Günter Lamprecht had a lot to offer. After training at the Berlin Max-Reinhardt-School for acting, the son of a taxi driver, born in Berlin in 1930, got his first roles with Erwin Piscator at the Berlin Schillertheater in the mid-fifties. Lamprecht later moved to West Germany, where he accepted engagements in the ensembles of the Bochumer Schauspielhaus and the Theater Oberhausen.
The passion that Günter Lamprecht brought up for his early roles must have had such a convincing effect that, after accidentally straying into a carnival party organized by the bakers’ guild, he was immediately accepted as a fellow trader and appointed honorary baker. His unpretentious approachability was also an important part of his acting potential.
An encounter that had a much greater impact on his career had already occurred in the early 1970s. Rainer Werner Fassbinder, the enfant terrible of young film, first cast Lamprecht in a supporting role in the science fiction film “Die Welt am Draht” and a year later in the film “Martha” with Margit Carstensen and Karl-Heinz Böhm. He thus belonged to the Fassbinder family, which was shaped not least by strong women such as Hanna Schygulla, Ingrid Caven and Barbara Sukowa and striking male faces such as Klaus Löwitsch, Gottfried John and Ivan Desny.
He was Franz Biberkopf
In 1980, Lamprecht took on the role of Fassbinder, which changed his life, in the 14-part TV adaptation of Alexander Döblin’s novel “Berlin Alexanderplatz”. The challenge was not just to embody the coarse and naive Franz Biberkopf, who, despite all efforts to become a good person after being in prison, is unable to resist the pull of the big city. Rather, the trick in terms of acting was to displace the overpowering interpretation of the character that Heinrich George left behind in the 1931 film adaptation. Lamprecht gave his Franz Biberkopf a George-like vitality, but gave him a thoughtfulness and depth that combined in a unique way with Fassbinder’s extended series dramaturgy.

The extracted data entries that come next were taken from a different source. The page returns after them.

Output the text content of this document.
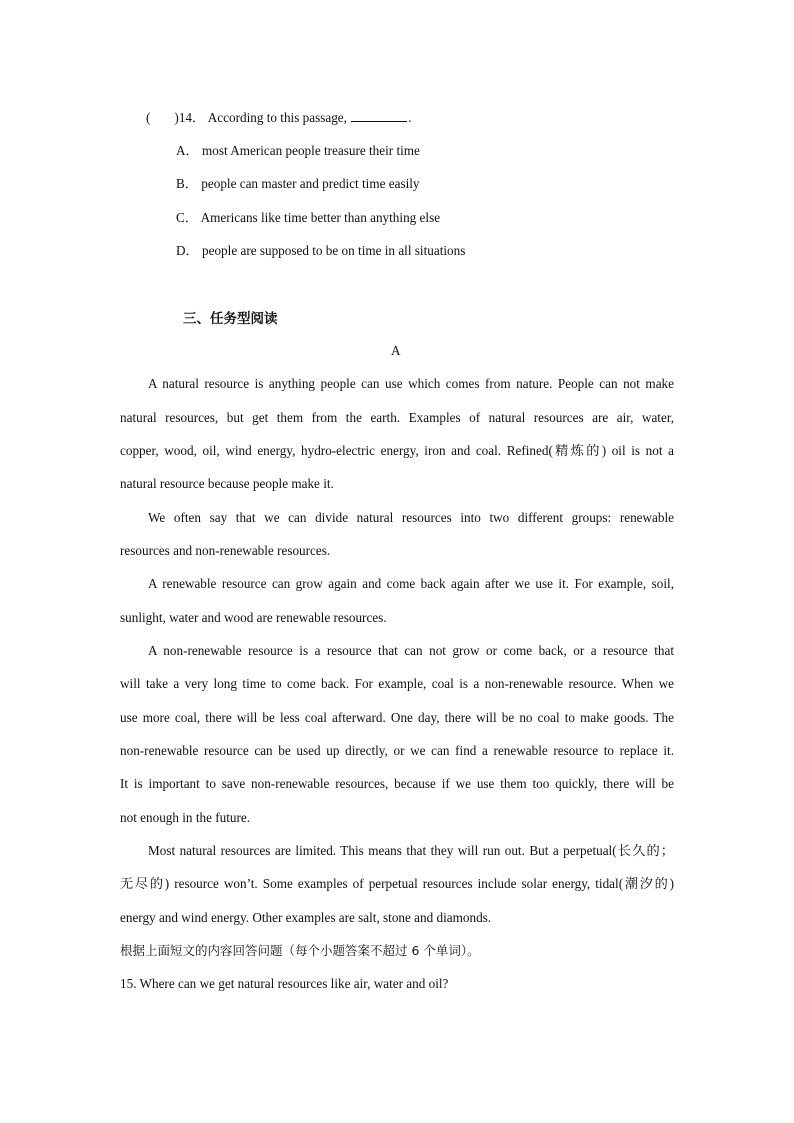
( )14． According to this passage,	.
A． most American people treasure their time
B． people can master and predict time easily
C． Americans like time better than anything else
D． people are supposed to be on time in all situations
三、任务型阅读
A
A natural resource is anything people can use which comes from nature. People can not make
natural resources, but get them from the earth. Examples of natural resources are air, water,
copper, wood, oil, wind energy, hydro-electric energy, iron and coal. Refined(精炼的) oil is not a
natural resource because people make it.
We often say that we can divide natural resources into two different groups: renewable
resources and non-renewable resources.
A renewable resource can grow again and come back again after we use it. For example, soil,
sunlight, water and wood are renewable resources.
A non-renewable resource is a resource that can not grow or come back, or a resource that
will take a very long time to come back. For example, coal is a non-renewable resource. When we
use more coal, there will be less coal afterward. One day, there will be no coal to make goods. The
non-renewable resource can be used up directly, or we can find a renewable resource to replace it.
It is important to save non-renewable resources, because if we use them too quickly, there will be
not enough in the future.
Most natural resources are limited. This means that they will run out. But a perpetual(长久的；
无尽的) resource won’t. Some examples of perpetual resources include solar energy, tidal(潮汐的)
energy and wind energy. Other examples are salt, stone and diamonds.
根据上面短文的内容回答问题（每个小题答案不超过 6 个单词）。
15. Where can we get natural resources like air, water and oil?
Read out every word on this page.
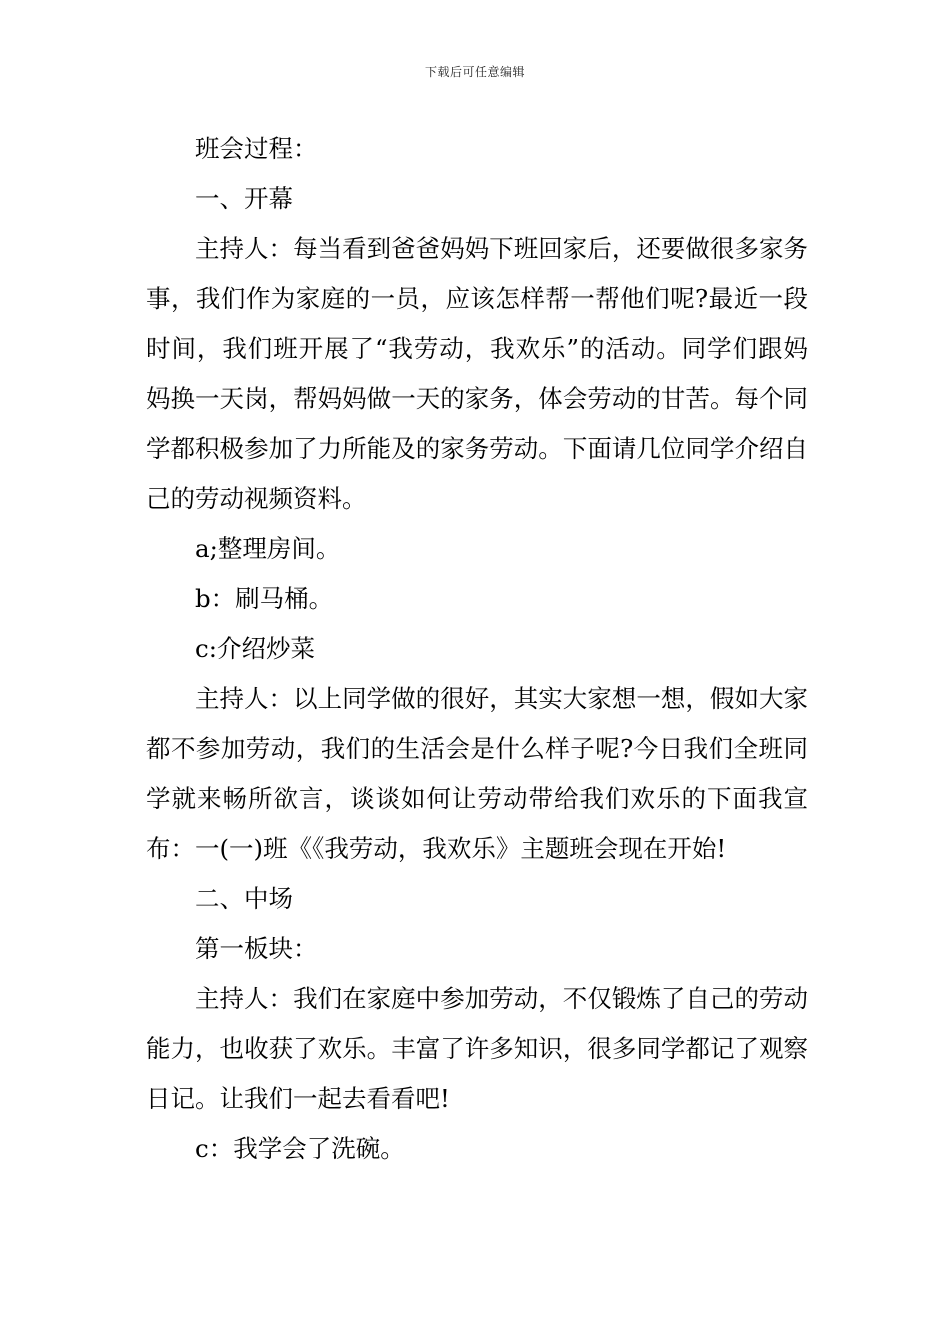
下载后可任意编辑

班会过程：

一、开幕

主持人：每当看到爸爸妈妈下班回家后，还要做很多家务事，我们作为家庭的一员，应该怎样帮一帮他们呢?最近一段时间，我们班开展了“我劳动，我欢乐”的活动。同学们跟妈妈换一天岗，帮妈妈做一天的家务，体会劳动的甘苦。每个同学都积极参加了力所能及的家务劳动。下面请几位同学介绍自己的劳动视频资料。

a;整理房间。

b：刷马桶。

c:介绍炒菜

主持人：以上同学做的很好，其实大家想一想，假如大家都不参加劳动，我们的生活会是什么样子呢?今日我们全班同学就来畅所欲言，谈谈如何让劳动带给我们欢乐的下面我宣布：一(一)班《《我劳动，我欢乐》主题班会现在开始!

二、中场

第一板块：

主持人：我们在家庭中参加劳动，不仅锻炼了自己的劳动能力，也收获了欢乐。丰富了许多知识，很多同学都记了观察日记。让我们一起去看看吧!

c：我学会了洗碗。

Lamprecht and Fassbinder were also very close on a personal level. The actor describes an encounter in June 1982 in the legendary Paris Bar in West Berlin, where both regretted not being able to speak to each other in more detail in the turbulent environment of a reception given by producer Regina Ziegler. So it was just a warm hug and a reminder to the director to get a good night’s sleep. Fassbinder waved it off with a smile. A few days later, Lamprecht heard from a journalist on the phone that Fassbinder had died of sudden cardiac arrest.
Günter Lamprecht was already one of the first ranks of German actors, he took on many character roles, but he also gave guest performances in Tatort, for which he also played Berlin Chief Inspector Franz Markowitz eight times between 1991 and 1995. The film “Epsteins Nacht”, which tells the life story of three Berlin Jews and in which he stood in front of the camera together with Bruno Ganz and Mario Adorf, was a matter close to his heart.
Lamprecht was shot in Bad Reichenhall in 1999 when a young perpetrator went on a rampage, from which he only slowly recovered. Most recently, Lamprecht could be seen in a small role in the series “Babylon Berlin”, which should not only have reminded him of “Berlin Alexanderplatz”. A two-part autobiography of the great actor, who has now died in Bad Godesberg at the age of 92, has been published by Kiepenheuer & Witsch.